ZFIN ID: ZDB-PUB-131021-3
Growth hormone overexpression generates an unfavorable phenotype in juvenile transgenic zebrafish under hypoxic conditions
Almeida, D.V., Bianchini, A., and Marins, L.F.
Date: 2013
Source: General and comparative endocrinology   194C: 102-109 (Journal)
Registered Authors: Almeida, Daniela Volcan, Marins, Luis Fernando
Keywords: aerobic metabolism, anaerobic metabolism, hypoxia, transgenesis
MeSH Terms:
  • Animals
  • Animals, Genetically Modified/genetics
  • Animals, Genetically Modified/metabolism*
  • Animals, Genetically Modified/physiology
  • Female
  • Growth Hormone/genetics
  • Growth Hormone/metabolism*
  • Hypoxia/genetics
  • Hypoxia/metabolism*
  • Male
  • Zebrafish/genetics
  • Zebrafish/metabolism*
  • Zebrafish/physiology
PubMed: 24055561 Full text @ Gen. Comp. Endocrinol.

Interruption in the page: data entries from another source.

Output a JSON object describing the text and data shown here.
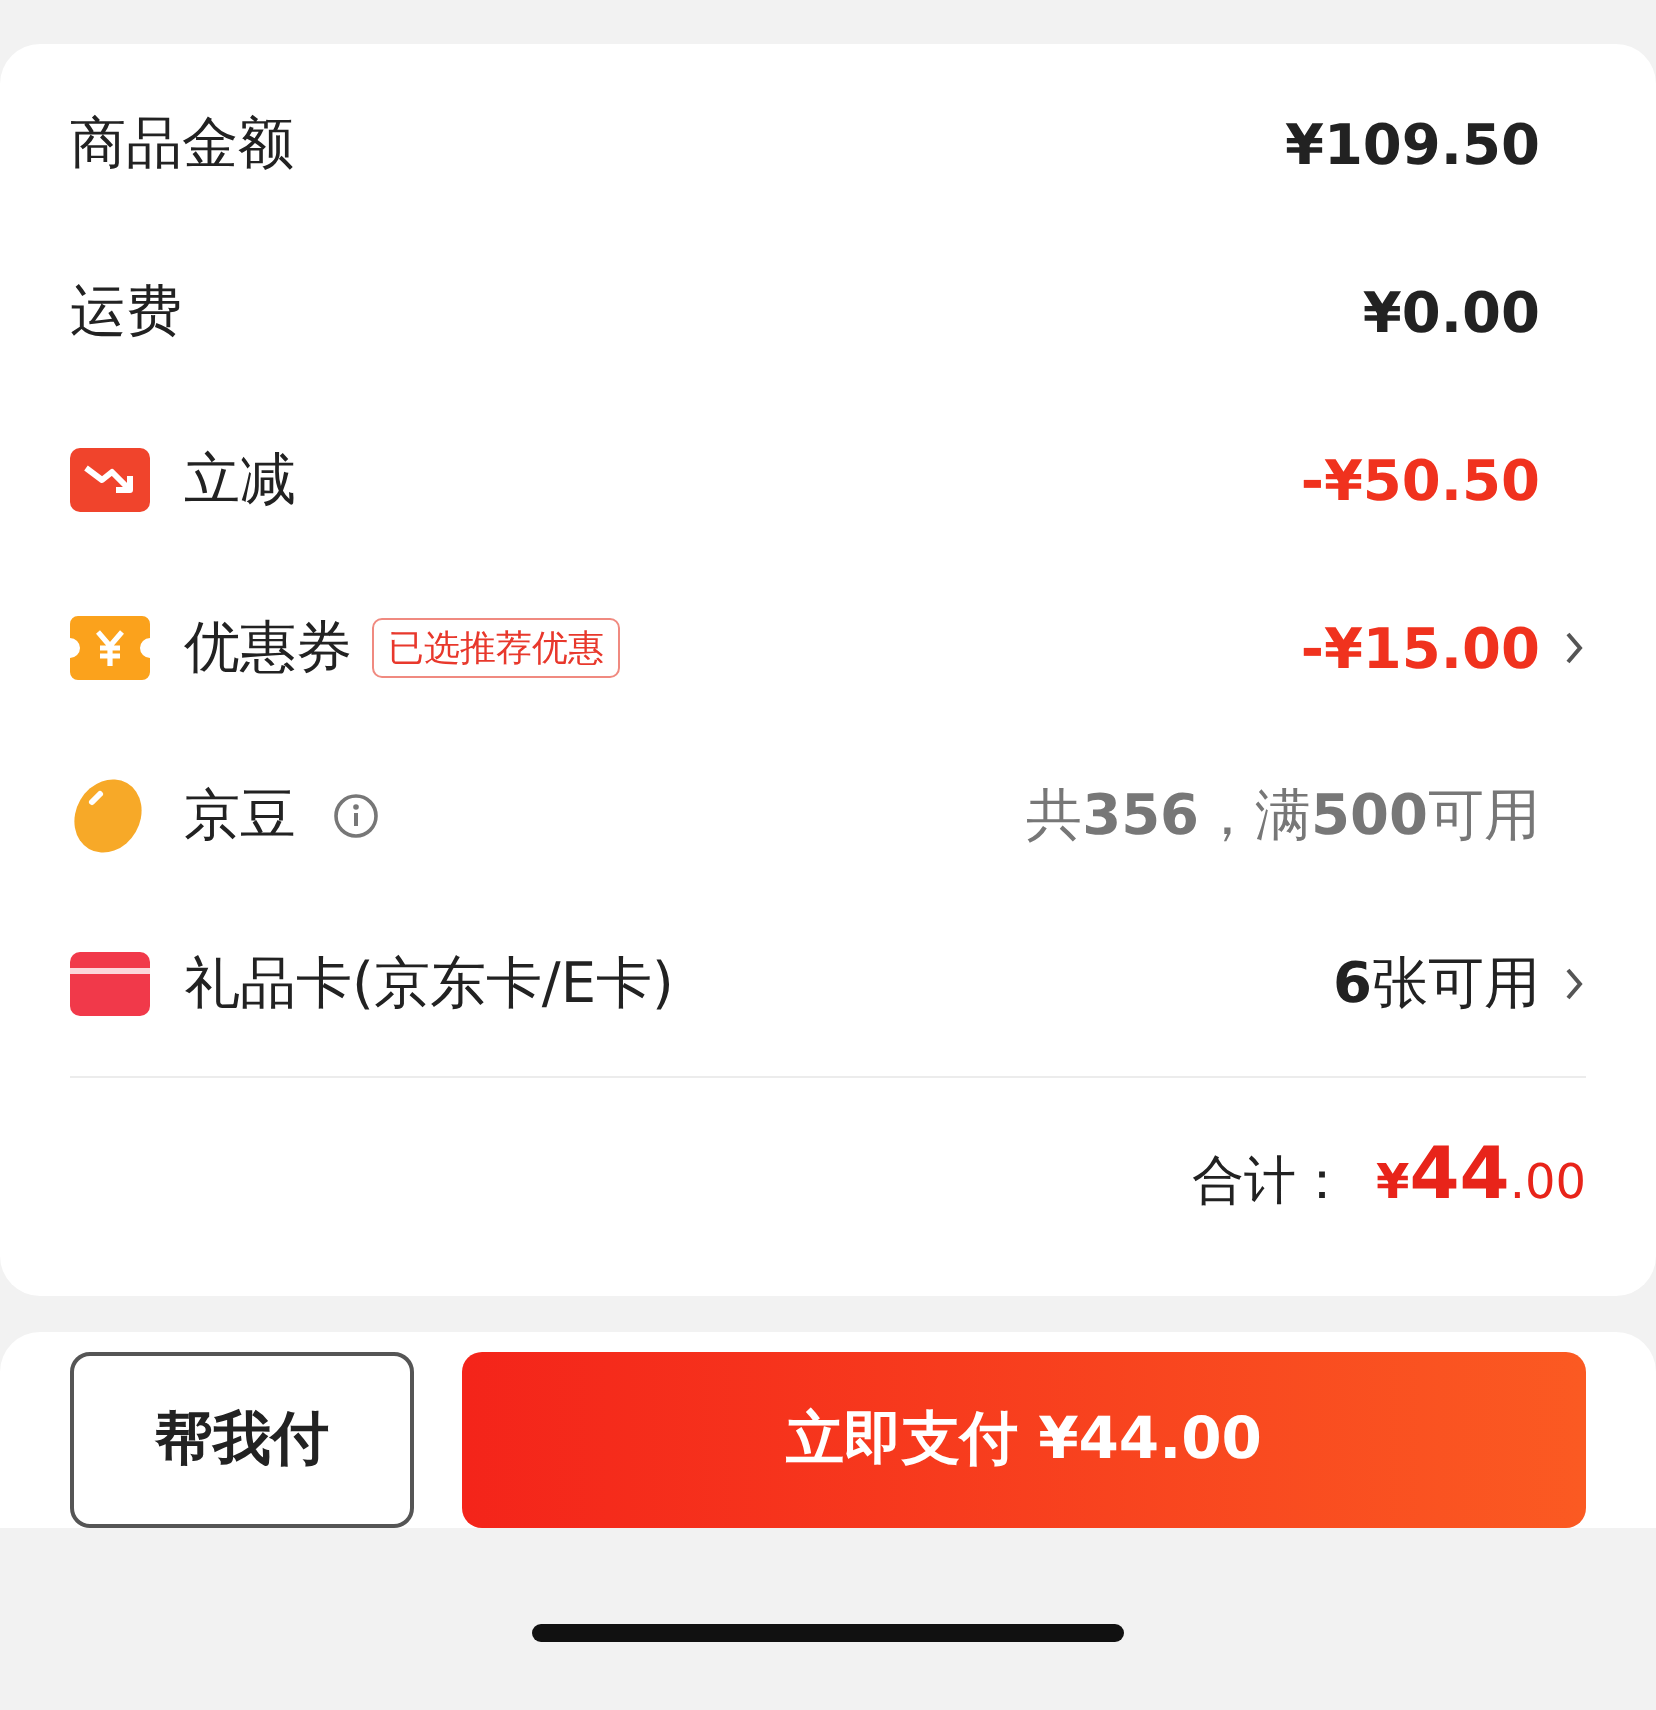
{
  "rows": [
    {
      "label": "商品金额",
      "value": "¥109.50",
      "color": "#222222",
      "arrow": false
    },
    {
      "label": "运费",
      "value": "¥0.00",
      "color": "#222222",
      "arrow": false
    },
    {
      "kind": "discount",
      "label": "立减",
      "value": "-¥50.50",
      "color": "#f0321e",
      "arrow": false
    },
    {
      "kind": "coupon",
      "label": "优惠券",
      "badge": "已选推荐优惠",
      "value": "-¥15.00",
      "color": "#f0321e",
      "arrow": true
    },
    {
      "kind": "bean",
      "label": "京豆",
      "info": true,
      "value": "共**356**，满**500**可用",
      "color": "#777777",
      "arrow": false
    },
    {
      "kind": "giftcard",
      "label": "礼品卡(京东卡/E卡)",
      "value": "**6**张可用",
      "color": "#222222",
      "arrow": true
    }
  ],
  "total": {
    "label": "合计：",
    "currency": "¥",
    "integer": "44",
    "decimal": ".00"
  },
  "buttons": [
    {
      "label": "帮我付",
      "kind": "secondary"
    },
    {
      "label": "立即支付 ¥44.00",
      "kind": "primary"
    }
  ]
}
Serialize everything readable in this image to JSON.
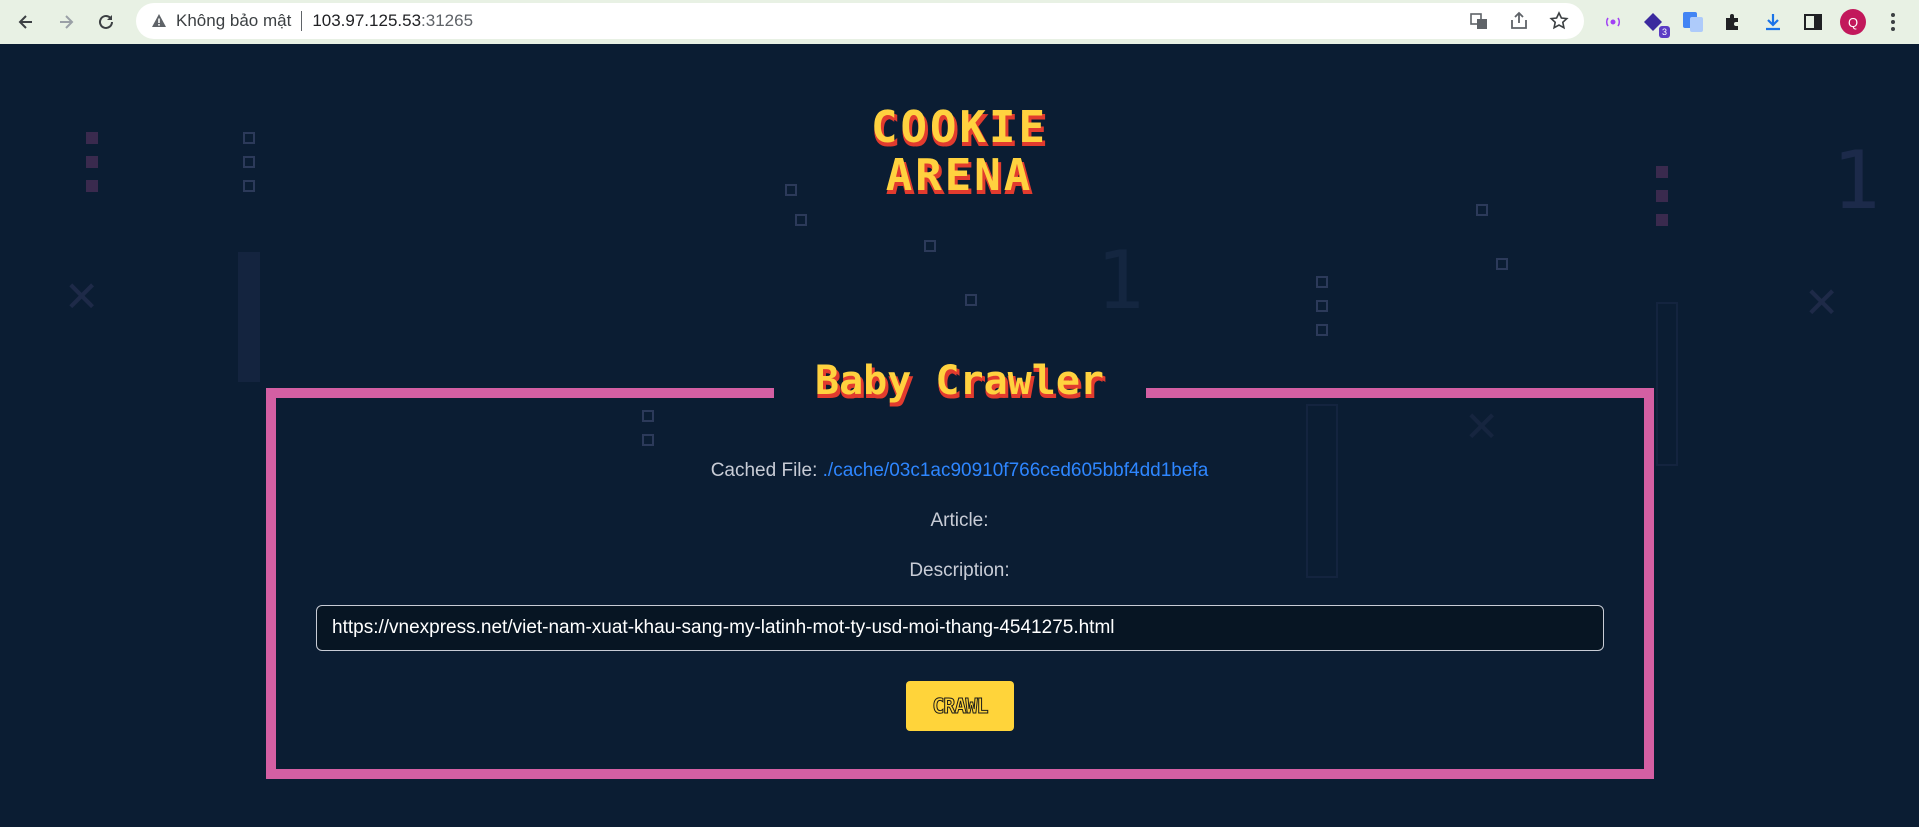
{
  "browser": {
    "security_label": "Không bảo mật",
    "url_host": "103.97.125.53",
    "url_port": ":31265",
    "extension_badge": "3",
    "profile_initial": "Q"
  },
  "page": {
    "logo_line1": "COOKIE",
    "logo_line2": "ARENA",
    "title": "Baby Crawler",
    "cached_file_label": "Cached File:",
    "cached_file_link": "./cache/03c1ac90910f766ced605bbf4dd1befa",
    "article_label": "Article:",
    "description_label": "Description:",
    "url_value": "https://vnexpress.net/viet-nam-xuat-khau-sang-my-latinh-mot-ty-usd-moi-thang-4541275.html",
    "crawl_button": "CRAWL"
  },
  "colors": {
    "background": "#0b1d33",
    "frame": "#d45fa3",
    "accent_yellow": "#ffd23f",
    "accent_red": "#e23b2e",
    "link": "#2e86ff"
  },
  "icons": [
    "back-arrow-icon",
    "forward-arrow-icon",
    "reload-icon",
    "warning-icon",
    "translate-icon",
    "share-icon",
    "star-icon",
    "cast-icon",
    "extension-icon",
    "google-translate-icon",
    "puzzle-icon",
    "download-icon",
    "side-panel-icon",
    "menu-dots-icon"
  ]
}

Growth hormone (GH) has numerous functions in different organisms. A recently described function for GH is its role in protecting against damage caused by a decrease in oxygen levels. To evaluate the effects of GH-transgenesis on hypoxia tolerance, we used a GH-transgenic zebrafish model. We found that the transgenic fish have higher mortality rates when exposed to low oxygen levels (1.5 mg O2 L1) for 24 h. The lower capacity of GH-transgenic fish to manage a hypoxic environment was investigated by analyzing different metabolic and molecular factors. The transgenic fish showed increased oxygen consumption, which confirms the larger oxygen demand imposed by transgenesis. At the gene expression level, transgenesis increased lactate dehydrogenase (LDH) and creatine kinase muscle (CKM) expression in fish under normoxic conditions. This result suggests that excessive GH expression stimulates the synthesis of enzymes involved in anaerobic metabolism. Conversely, the interaction between transgenesis and hypoxia caused an increased expression of hemoglobin (Hb), hypoxia-inducible factor (HIF1a) and prolyl-4-hydroxylase (PHD) genes. Additionally, GH-transgenesis increased LDH activity and increased lactate content. Taken together, these findings indicate that GH-transgenesis impaired the ability of juvenile zebrafish to sustain an aerobic metabolism and induced anaerobic metabolism when the fish were challenged with low oxygen levels.